Accelerating Big Data with XDATA

Author: Charter Global
Published: February 17, 2014
Categories: Big Data, Open Source

A little known initiative called XDATA has spawned a collection of technologies that could bring advances to the world of Big Data. The program is funded by the sometimes mysterious, sometimes fanciful DARPA (Defense Advanced Research Projects Agency). In this case, it looks like DARPA’s imaginings could bring some tangible benefits to the real world.

A few days ago, XDATA put up a catalog of open source software that has come out of the effort. Though many of the applications are research-grade works still in development, some are being used in production in some of the web’s Big Data cornerstones like Twitter and Facebook and are serious enough to have formed the core technology of promising startups (Trifacta and Databricks). The projects each address key challenges in Big Data are likely to bring substantial improvements in our ability to make sense of massive amounts of data. I’ll try to highlight some of the major software packages in terms of some over-arching themes.

New platforms for distributed computing.

Big Data involves volumes of data that exceed the capacity of any one machine to store and process. Systems for managing Terabytes and Petabytes of information therefore have to coordinate data processing across multiple machines – sometimes in the thousands of them. Hadoop was one of the first widely available platforms for getting computers to collectively process data at this scale.

Mesos is an XDATA funded platform that could be a successor to Hadoop. Roughly speaking, it extends Hadoop by enabling a more diverse set of systems to participate in the data processing. Where Hadoop is setup to support one kind of processing (called MapReduce), a collection of computers are able to adopt different patterns of processing that allow a departure from a “one size fits all” approach. Mesos was initially developed by graduate students at Berkeley interested in expanding Hadoop’s capabilities.

Twitter’s backend engineering was one of the first groups to grasp the potential of this system and Mesos is now widely used for Big Data inside Twitter. The Mesos team eventually spawned another effort called Spark, which is also being adopted in the Big Data community.

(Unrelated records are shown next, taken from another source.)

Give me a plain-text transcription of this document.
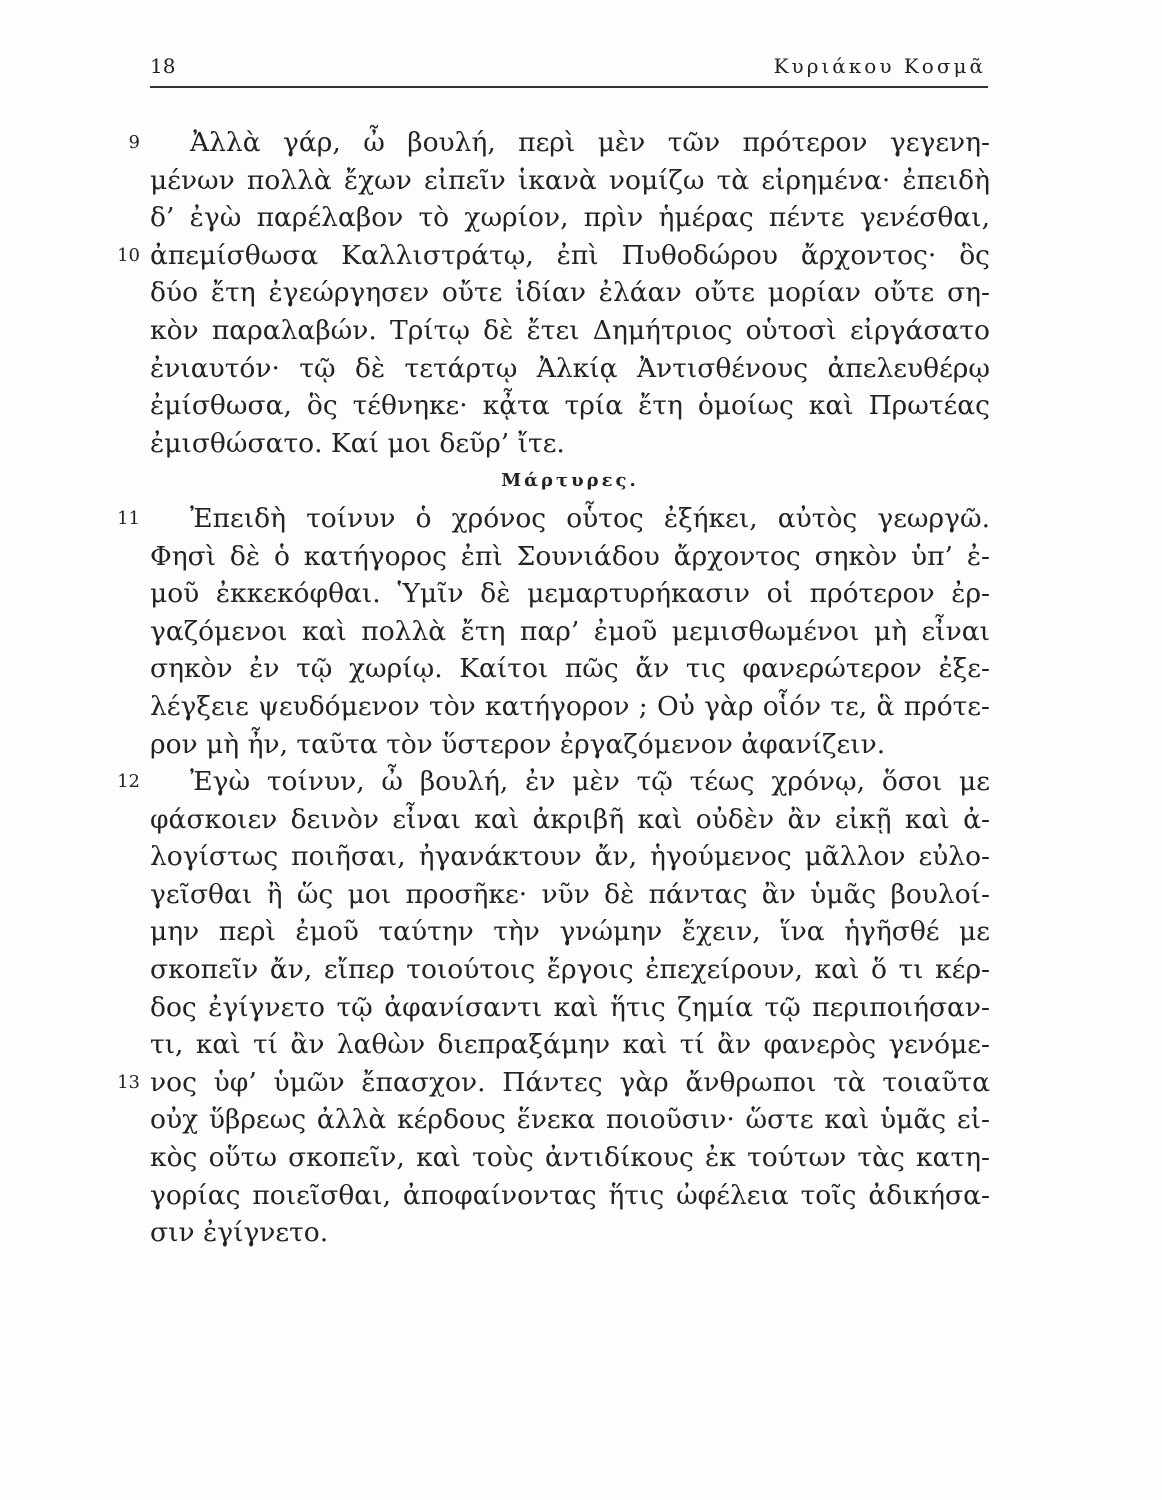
18	Κυριάκου Κοσμᾶ
9	Ἀλλὰ γάρ, ὦ βουλή, περὶ μὲν τῶν πρότερον γεγενη-
μένων πολλὰ ἔχων εἰπεῖν ἱκανὰ νομίζω τὰ εἰρημένα· ἐπειδὴ
δ’ ἐγὼ παρέλαβον τὸ χωρίον, πρὶν ἡμέρας πέντε γενέσθαι,
10 ἀπεμίσθωσα Καλλιστράτῳ, ἐπὶ Πυθοδώρου ἄρχοντος· ὃς
δύο ἔτη ἐγεώργησεν οὔτε ἰδίαν ἐλάαν οὔτε μορίαν οὔτε ση-
κὸν παραλαβών. Τρίτῳ δὲ ἔτει Δημήτριος οὑτοσὶ εἰργάσατο
ἐνιαυτόν· τῷ δὲ τετάρτῳ Ἀλκίᾳ Ἀντισθένους ἀπελευθέρῳ
ἐμίσθωσα, ὃς τέθνηκε· κᾆτα τρία ἔτη ὁμοίως καὶ Πρωτέας
ἐμισθώσατο. Καί μοι δεῦρ’ ἴτε.
Μάρτυρες.
11	Ἐπειδὴ τοίνυν ὁ χρόνος οὗτος ἐξήκει, αὐτὸς γεωργῶ.
Φησὶ δὲ ὁ κατήγορος ἐπὶ Σουνιάδου ἄρχοντος σηκὸν ὑπ’ ἐ-
μοῦ ἐκκεκόφθαι. Ὑμῖν δὲ μεμαρτυρήκασιν οἱ πρότερον ἐρ-
γαζόμενοι καὶ πολλὰ ἔτη παρ’ ἐμοῦ μεμισθωμένοι μὴ εἶναι
σηκὸν ἐν τῷ χωρίῳ. Καίτοι πῶς ἄν τις φανερώτερον ἐξε-
λέγξειε ψευδόμενον τὸν κατήγορον ; Οὐ γὰρ οἷόν τε, ἃ πρότε-
ρον μὴ ἦν, ταῦτα τὸν ὕστερον ἐργαζόμενον ἀφανίζειν.
12	Ἐγὼ τοίνυν, ὦ βουλή, ἐν μὲν τῷ τέως χρόνῳ, ὅσοι με
φάσκοιεν δεινὸν εἶναι καὶ ἀκριβῆ καὶ οὐδὲν ἂν εἰκῇ καὶ ἀ-
λογίστως ποιῆσαι, ἠγανάκτουν ἄν, ἡγούμενος μᾶλλον εὐλο-
γεῖσθαι ἢ ὥς μοι προσῆκε· νῦν δὲ πάντας ἂν ὑμᾶς βουλοί-
μην περὶ ἐμοῦ ταύτην τὴν γνώμην ἔχειν, ἵνα ἡγῆσθέ με
σκοπεῖν ἄν, εἴπερ τοιούτοις ἔργοις ἐπεχείρουν, καὶ ὅ τι κέρ-
δος ἐγίγνετο τῷ ἀφανίσαντι καὶ ἥτις ζημία τῷ περιποιήσαν-
τι, καὶ τί ἂν λαθὼν διεπραξάμην καὶ τί ἂν φανερὸς γενόμε-
13 νος ὑφ’ ὑμῶν ἔπασχον. Πάντες γὰρ ἄνθρωποι τὰ τοιαῦτα
οὐχ ὕβρεως ἀλλὰ κέρδους ἕνεκα ποιοῦσιν· ὥστε καὶ ὑμᾶς εἰ-
κὸς οὕτω σκοπεῖν, καὶ τοὺς ἀντιδίκους ἐκ τούτων τὰς κατη-
γορίας ποιεῖσθαι, ἀποφαίνοντας ἥτις ὠφέλεια τοῖς ἀδικήσα-
σιν ἐγίγνετο.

Spark allows Big Data software to trade off memory and disk in ways that allow increased flexibility and performance, in some cases allowing workloads to complete 100 times faster than Hadoop MapReduce.

Dealing with real-time data.

BlinkDB is a new kind of database that allows queries that balance accuracy against speed. BlinkDB leverages the idea behind opinion polling. A pollster doesn’t have to ask the entire population of a state how they’re likely to vote to get a sense of the way things are going to go in an election: if they can get a representative sample of a population then they can give a prediction with a margin error based upon the response of people in the sample.

Similarly, BlinkDB builds small samples of a given data base and can respond with query results that have a given margin of error for a query result. In cases where there’s historical data to base the sampling on, BlinkDB can give responses 200 times faster than traditional querying. Where this really helps is in real time applications, where getting a “close enough” sense of what a population is doing can feed real time response. Suppose that you are a have an online store and you’d like to tie promotions to real time measures of customer sentiment — quickly enough impact purchasing trends. BlinkDB could save you the effort of having to wait overnight for a full analysis to run across all your data. If it could assess sentiment quickly with a 10% accuracy, that might be good enough to help with hour to hour marketing decisions.

Data Science.

Beyond storing the data and running queries, the goal of data science is to extract meaning from Big Data. To return to the store example, there are complex algorithms that could be used to predict customer behavior or to understand their feelings about the things they’ve already purchased. Data scientists typically rely on special statistical packages like R and SAS for designing these algorithms. These tools tend to be the platforms of record for data science – most researchers use them to develop state of the art algorithms, they provide a breadth of coverage that is unparalleled, the and the implementations have been validated by the world’s statistical community.

The problem is that these tools tend to be very slow primarily because of design decisions around memory management: a skilled programmer could probably get 10 to 100 times improvement for a given R algorithm by rewriting it in a compiled language like C++. Further, these tools are ill-equipped to deal with the huge data sets that are now critically relevant to business. The R installation documentation recommends data sizes no larger than 20% of available memory.

XDATA awardees have developed new modules for R that allow processing of large data sets using a variety of techniques including integration with Hadoop (the RHIPE project) and memory management modules that support large data sets (bigmemory). Another XDATA recipient is the Julia statistical language project. Julia is a new computing tool which is both fast – for some calculations 100 times faster than R – and has the statistical libraries needed to support serious data science.

Visualization.

Perhaps the most important outcome of the XDATA effort will be the development of new tools to “see” the data. Bokeh is a graphics library being developed by Continuum Analytics allowing data scientists and BI professionals to deliver stunning graphical displays of data without much low level coding. Vega is another tool that provides a high level visualization language for laying out complex visualizations and imMens supports visualization of large networks.

The great thing about all these tools is that they are free, open source efforts that will no doubt support the development of the next generation of data science tools. In posts to come, I’ll step through usage of some of these platforms.